Computing a neural network's output
output :: (Floating (Vector a), Numeric a, Storable a, Num (Vector a)) => Network a -> ActivationFunction a -> Vector a -> Vector a Source #
Computes the output of the network on the given input vector with the given activation function
sigmoid' :: Floating a => a -> a Source #
Derivative of the sigmoid function: sigmoid x * (1 - sigmoid x)
Training a neural network
trainUntil :: (Floating (Vector a), Floating a, Numeric a, Num (Vector a), Container Vector a) => (Int -> Network a -> Samples a -> Bool) -> a -> ActivationFunction a -> ActivationFunctionDerivative a -> Network a -> Samples a -> Network a Source #
Generic training function.
The first argument is a predicate that will tell the backpropagation algorithm when to stop. The first argument to the predicate is the epoch, i.e the number of times the backprop has been executed on the samples. The second argument is the current network, and the third is the list of samples. You can thus combine these arguments to create your own criterion.
For example, if you want to stop learning either when the network's quadratic error on the samples, using the tanh function, is below 0.01, or after 1000 epochs, whichever comes first, you could use the following predicate:
pred epochs net samples = if epochs == 1000 then True else quadError tanh net samples < 0.01
You could even use trace
to print the error, to see how the error evolves while it's learning,
or redirect this to a file from your shell in order to generate a pretty graphics and what not.
The second argument (after the predicate) is the learning rate. Then come the activation function you want,
its derivative, the initial neural network, and your training set.

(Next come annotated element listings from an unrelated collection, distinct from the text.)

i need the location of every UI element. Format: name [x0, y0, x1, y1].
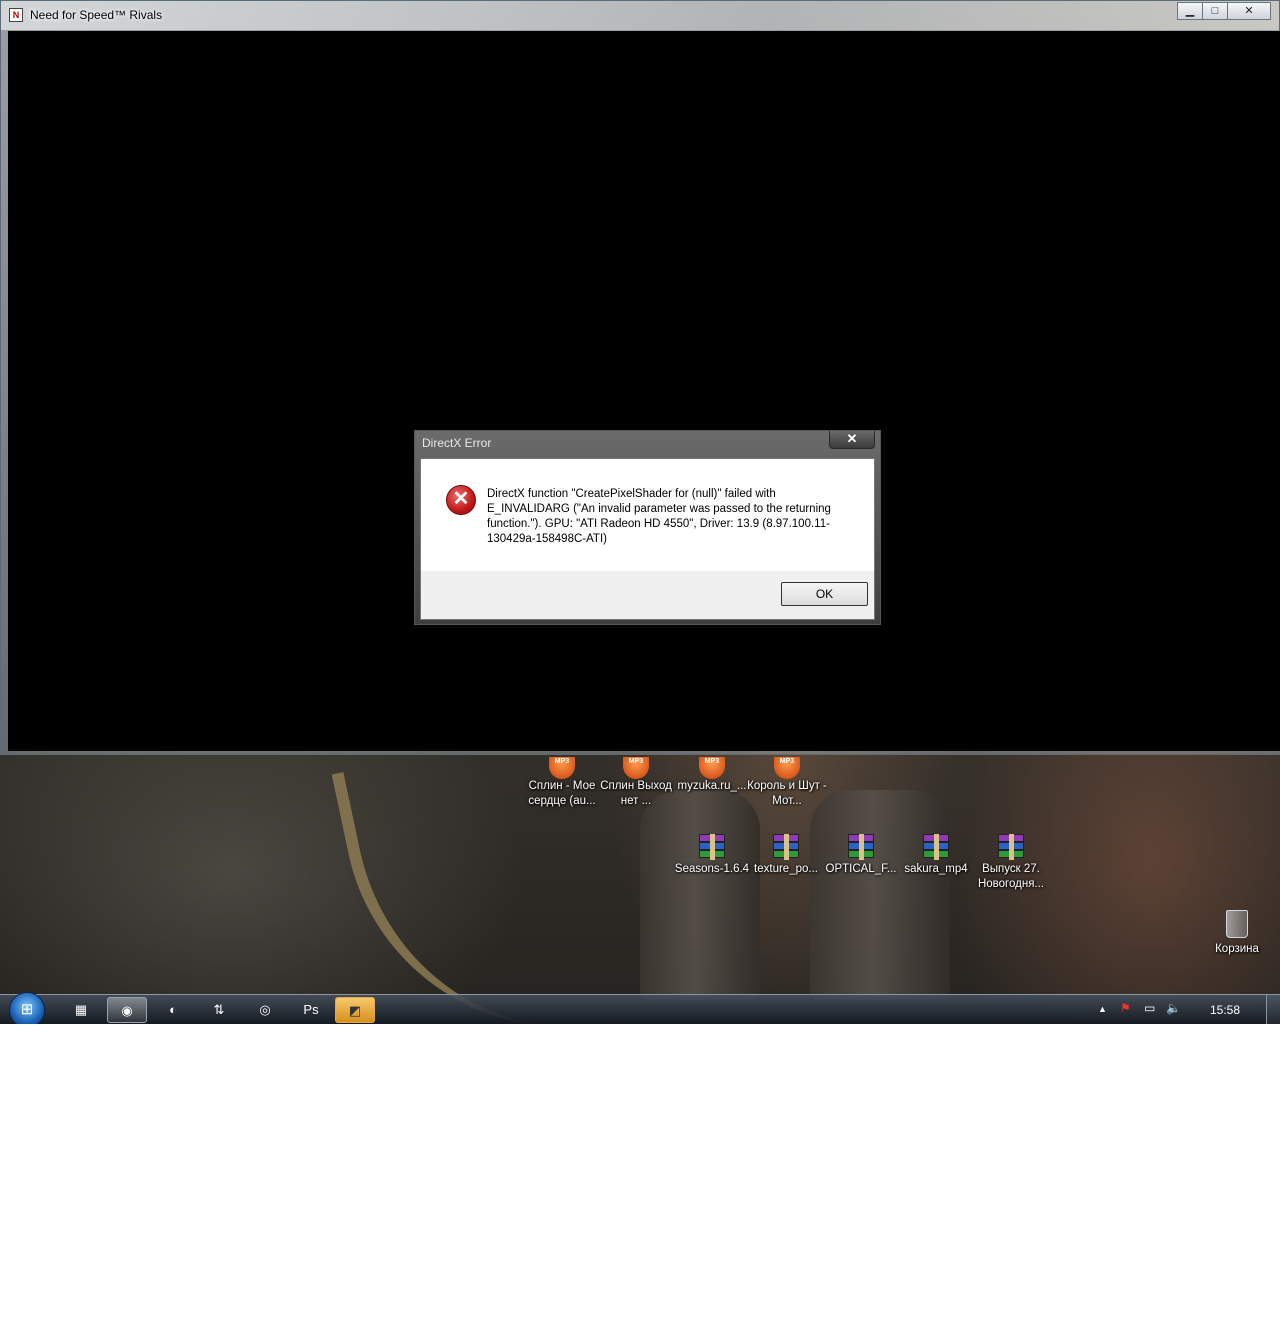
- game-window-title: Need for Speed™ Rivals: [30, 8, 163, 22]
- desktop-icon-label: Корзина: [1215, 943, 1259, 955]
- maximize-button[interactable]: □: [1202, 2, 1228, 20]
- desktop-icon-recycle-bin[interactable]: Корзина: [1197, 910, 1277, 957]
- desktop-icon-label: Король и Шут - Мот...: [747, 780, 827, 807]
- winrar-archive-icon: [771, 834, 801, 860]
- desktop-icon-mp3[interactable]: MP3 Сплин - Мое сердце (au...: [522, 757, 602, 809]
- clock[interactable]: 15:58: [1210, 1003, 1240, 1017]
- error-icon: ✕: [446, 485, 476, 515]
- desktop-icon-label: Сплин Выход нет ...: [600, 780, 672, 807]
- game-window: N Need for Speed™ Rivals ▁ □ ✕: [0, 0, 1280, 755]
- nfs-app-icon: N: [9, 8, 23, 22]
- action-center-flag-icon[interactable]: ⚑: [1120, 1001, 1131, 1015]
- dialog-footer: OK: [421, 571, 874, 619]
- mp3-icon: MP3: [549, 757, 575, 779]
- recycle-bin-icon: [1226, 910, 1248, 938]
- start-button[interactable]: ⊞: [9, 992, 45, 1024]
- close-button[interactable]: ✕: [1227, 2, 1271, 20]
- desktop-icon-label: myzuka.ru_...: [677, 780, 747, 792]
- system-tray: ▲ ⚑ ▭ 🔈 15:58: [1090, 995, 1280, 1024]
- chrome-icon[interactable]: ◉: [107, 997, 147, 1023]
- nfs-taskbar-icon[interactable]: ◩: [335, 997, 375, 1023]
- directx-error-dialog: DirectX Error ✕ ✕ DirectX function "Crea…: [414, 430, 881, 625]
- show-desktop-button[interactable]: [1266, 995, 1280, 1024]
- desktop-icon-label: Seasons-1.6.4: [674, 863, 750, 875]
- desktop-icon-label: sakura_mp4: [904, 863, 968, 875]
- desktop: MP3 Сплин - Мое сердце (au... MP3 Сплин …: [0, 0, 1280, 1024]
- taskbar: ⊞ ▦ ◉ ◐ ⇅ ◎ Ps ◩ ▲ ⚑ ▭ 🔈 15:58: [0, 992, 1280, 1024]
- mp3-icon: MP3: [623, 757, 649, 779]
- window-caption-buttons: ▁ □ ✕: [1177, 2, 1271, 20]
- winrar-archive-icon: [921, 834, 951, 860]
- show-hidden-icons-icon[interactable]: ▲: [1098, 1004, 1107, 1014]
- mp3-icon: MP3: [699, 757, 725, 779]
- network-icon[interactable]: ▭: [1144, 1001, 1155, 1015]
- photoshop-icon[interactable]: Ps: [291, 997, 331, 1023]
- error-message: DirectX function "CreatePixelShader for …: [487, 488, 831, 545]
- winrar-archive-icon: [996, 834, 1026, 860]
- wallpaper-figure-right: [810, 790, 950, 1000]
- dialog-close-button[interactable]: ✕: [829, 431, 875, 449]
- desktop-icon-mp3[interactable]: MP3 myzuka.ru_...: [672, 757, 752, 794]
- desktop-icon-mp3[interactable]: MP3 Сплин Выход нет ...: [596, 757, 676, 809]
- mp3-icon: MP3: [774, 757, 800, 779]
- winrar-archive-icon: [697, 834, 727, 860]
- desktop-icon-label: texture_po...: [754, 863, 818, 875]
- desktop-icon-label: OPTICAL_F...: [825, 863, 897, 875]
- winrar-archive-icon: [846, 834, 876, 860]
- desktop-icon-archive[interactable]: OPTICAL_F...: [821, 834, 901, 877]
- network-app-icon[interactable]: ⇅: [199, 997, 239, 1023]
- desktop-icon-label: Сплин - Мое сердце (au...: [528, 780, 596, 807]
- wallpaper-figure-left: [640, 790, 760, 1000]
- desktop-icon-archive[interactable]: sakura_mp4: [896, 834, 976, 877]
- dialog-title: DirectX Error: [422, 436, 492, 450]
- dialog-body: ✕ DirectX function "CreatePixelShader fo…: [420, 458, 875, 620]
- desktop-icon-archive[interactable]: texture_po...: [746, 834, 826, 877]
- desktop-icon-archive[interactable]: Выпуск 27. Новогодня...: [971, 834, 1051, 892]
- game-render-area[interactable]: [8, 31, 1280, 751]
- desktop-icon-mp3[interactable]: MP3 Король и Шут - Мот...: [747, 757, 827, 809]
- volume-icon[interactable]: 🔈: [1166, 1001, 1181, 1015]
- ok-button[interactable]: OK: [781, 582, 868, 606]
- app-grid-icon[interactable]: ▦: [61, 997, 101, 1023]
- desktop-icon-archive[interactable]: Seasons-1.6.4: [672, 834, 752, 877]
- red-app-icon[interactable]: ◐: [153, 997, 193, 1023]
- desktop-icon-label: Выпуск 27. Новогодня...: [977, 863, 1045, 890]
- minimize-button[interactable]: ▁: [1177, 2, 1203, 20]
- game-window-titlebar[interactable]: N Need for Speed™ Rivals ▁ □ ✕: [1, 1, 1280, 29]
- green-app-icon[interactable]: ◎: [245, 997, 285, 1023]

Note that we provide trainNTimes
and trainUntilErrorBelow
for common use cases.
trainNTimes :: (Floating (Vector a), Floating a, Numeric a, Num (Vector a), Container Vector a) => Int -> a -> ActivationFunction a -> ActivationFunctionDerivative a -> Network a -> Samples a -> Network a Source #
Trains the neural network with backpropagation the number of times specified by the Int
argument,
using the given learning rate (second argument).

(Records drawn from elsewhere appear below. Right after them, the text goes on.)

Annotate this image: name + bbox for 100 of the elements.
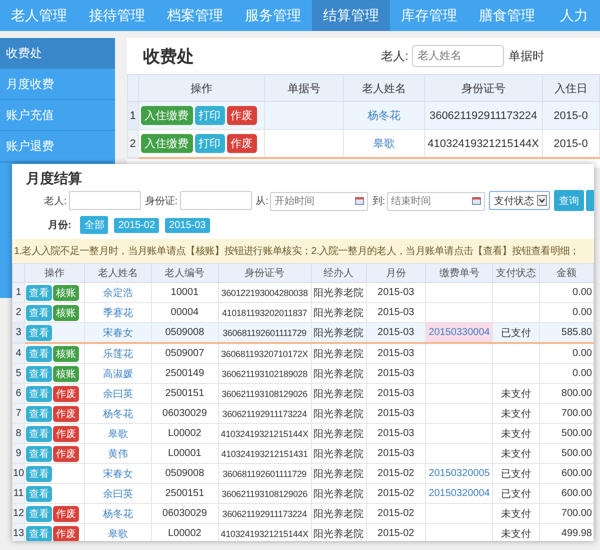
check-in-pay-button[interactable]: 入住缴费 [140, 106, 193, 125]
row-number: 13 [12, 524, 25, 541]
void-button[interactable]: 作废 [53, 446, 80, 462]
nav-tab[interactable]: 服务管理 [234, 0, 312, 31]
view-button[interactable]: 查看 [26, 284, 52, 300]
table-cell: 阳光养老院 [311, 444, 366, 464]
table-cell: 2500149 [151, 364, 218, 384]
amount: 500.00 [561, 428, 592, 439]
table-cell: 2015-03 [366, 322, 426, 343]
dialog-title: 月度结算 [25, 169, 83, 188]
elder-name-link[interactable]: 杨冬花 [368, 110, 401, 122]
view-button[interactable]: 查看 [26, 466, 52, 482]
month-filter-button[interactable]: 2015-03 [165, 218, 210, 232]
sidebar-item[interactable]: 账户充值 [0, 100, 115, 131]
table-cell: 阳光养老院 [311, 464, 366, 484]
payment-status: 未支付 [501, 508, 532, 520]
row-number: 6 [12, 384, 25, 404]
verify-button[interactable]: 核账 [53, 304, 80, 320]
view-button[interactable]: 查看 [26, 506, 52, 522]
table-cell: 2015-03 [366, 343, 426, 364]
table-cell: 阳光养老院 [311, 364, 366, 384]
verify-button[interactable]: 核账 [53, 346, 80, 362]
table-cell: 360621192911173224 [424, 102, 542, 130]
month-label: 月份: [48, 218, 72, 232]
void-button[interactable]: 作废 [226, 106, 257, 125]
row-number: 7 [12, 404, 25, 424]
amount: 600.00 [561, 468, 592, 479]
table-cell: 阳光养老院 [311, 484, 366, 504]
id-field[interactable] [180, 191, 252, 210]
void-button[interactable]: 作废 [226, 134, 257, 153]
elder-name-field[interactable]: 老人姓名 [412, 45, 504, 67]
print-button[interactable]: 打印 [194, 106, 225, 125]
amount: 700.00 [561, 408, 592, 419]
nav-tab[interactable]: 档案管理 [156, 0, 234, 31]
table-cell: 10001 [151, 282, 218, 302]
month-filter-button[interactable]: 2015-02 [114, 218, 160, 232]
column-header: 缴费单号 [426, 264, 493, 282]
verify-button[interactable]: 核账 [53, 366, 80, 382]
table-cell: 2015-02 [366, 464, 426, 484]
column-header: 金额 [540, 264, 594, 282]
elder-field[interactable] [68, 191, 141, 210]
query-button[interactable]: 查询 [554, 190, 584, 211]
view-button[interactable]: 查看 [26, 304, 52, 320]
nav-tab[interactable]: 老人管理 [0, 0, 78, 31]
sidebar-item[interactable]: 月度收费 [0, 69, 115, 100]
void-button[interactable]: 作废 [53, 386, 80, 402]
elder-name-link[interactable]: 皋歌 [108, 428, 128, 440]
view-button[interactable]: 查看 [26, 446, 52, 462]
print-button[interactable]: 打印 [194, 134, 225, 153]
view-button[interactable]: 查看 [26, 366, 52, 382]
table-cell: 41032419321215144X [218, 424, 312, 444]
sidebar-item[interactable]: 收费处 [0, 38, 115, 69]
row-number: 12 [12, 504, 25, 524]
nav-tab[interactable]: 接待管理 [78, 0, 156, 31]
row-number: 11 [12, 484, 25, 504]
table-cell: 0509008 [151, 322, 218, 343]
table-cell: 2015-03 [366, 424, 426, 444]
view-button[interactable]: 查看 [26, 526, 52, 541]
table-cell: 阳光养老院 [311, 384, 366, 404]
void-button[interactable]: 作废 [53, 506, 80, 522]
table-cell: 06030029 [151, 404, 218, 424]
table-cell: L00001 [151, 444, 218, 464]
view-button[interactable]: 查看 [26, 386, 52, 402]
payment-status-select[interactable]: 支付状态 [489, 191, 550, 210]
elder-name-link[interactable]: 皋歌 [108, 528, 128, 540]
table-cell: 阳光养老院 [311, 524, 366, 541]
nav-tab[interactable]: 膳食管理 [468, 0, 546, 31]
row-number: 2 [128, 130, 138, 158]
start-date-field[interactable]: 开始时间 [270, 192, 368, 211]
table-cell: 阳光养老院 [311, 282, 366, 302]
sidebar-item[interactable]: 账户退费 [0, 131, 115, 162]
void-button[interactable]: 作废 [53, 526, 80, 541]
month-filter-button[interactable]: 全部 [80, 216, 108, 234]
table-cell: 0509008 [151, 464, 218, 484]
elder-name-link[interactable]: 黄伟 [108, 448, 128, 460]
elder-label: 老人: [381, 48, 408, 64]
elder-name-link[interactable]: 皋歌 [373, 138, 396, 150]
nav-tab[interactable]: 人力 [546, 0, 588, 31]
caret-icon [537, 195, 548, 206]
void-button[interactable]: 作废 [53, 426, 80, 442]
view-button[interactable]: 查看 [26, 406, 52, 422]
end-date-field[interactable]: 结束时间 [387, 192, 486, 211]
amount: 600.00 [561, 488, 592, 499]
table-cell: 2015-02 [366, 504, 426, 524]
payment-status: 未支付 [501, 428, 532, 440]
row-number: 1 [12, 282, 25, 302]
nav-tab[interactable]: 结算管理 [312, 0, 390, 31]
table-cell: 41032419321215144X [218, 524, 312, 541]
nav-tab[interactable]: 库存管理 [390, 0, 468, 31]
verify-button[interactable]: 核账 [53, 284, 80, 300]
view-button[interactable]: 查看 [26, 486, 52, 502]
table-cell: L00002 [151, 424, 218, 444]
view-button[interactable]: 查看 [26, 426, 52, 442]
table-cell: 阳光养老院 [311, 404, 366, 424]
check-in-pay-button[interactable]: 入住缴费 [140, 134, 193, 153]
view-button[interactable]: 查看 [26, 324, 52, 340]
void-button[interactable]: 作废 [53, 406, 80, 422]
elder-label: 老人: [44, 194, 67, 208]
view-button[interactable]: 查看 [26, 346, 52, 362]
table-cell: 0509007 [151, 343, 218, 364]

trainUntilErrorBelow :: (Floating (Vector a), Floating a, Numeric a, Normed (Vector a), Ord a, Container Vector a, Num (RealOf a), a ~ RealOf a, Show a) => a -> a -> ActivationFunction a -> ActivationFunctionDerivative a -> Network a -> Samples a -> Network a Source #
Trains the neural network until the quadratic error (quadError
) comes below the given value (first argument),
using the given learning rate (second argument).
Note: this can loop pretty much forever when you're using a bad architecture for the problem, or inappropriate activation functions.
quadError :: (Floating (Vector a), Floating a, Fractional (RealOf a), Normed (Vector a), Numeric a) => ActivationFunction a -> Network a -> Samples a -> RealOf a Source #
Quadratic error on the given training set using the given activation function. Useful to create
your own predicates for trainUntil
.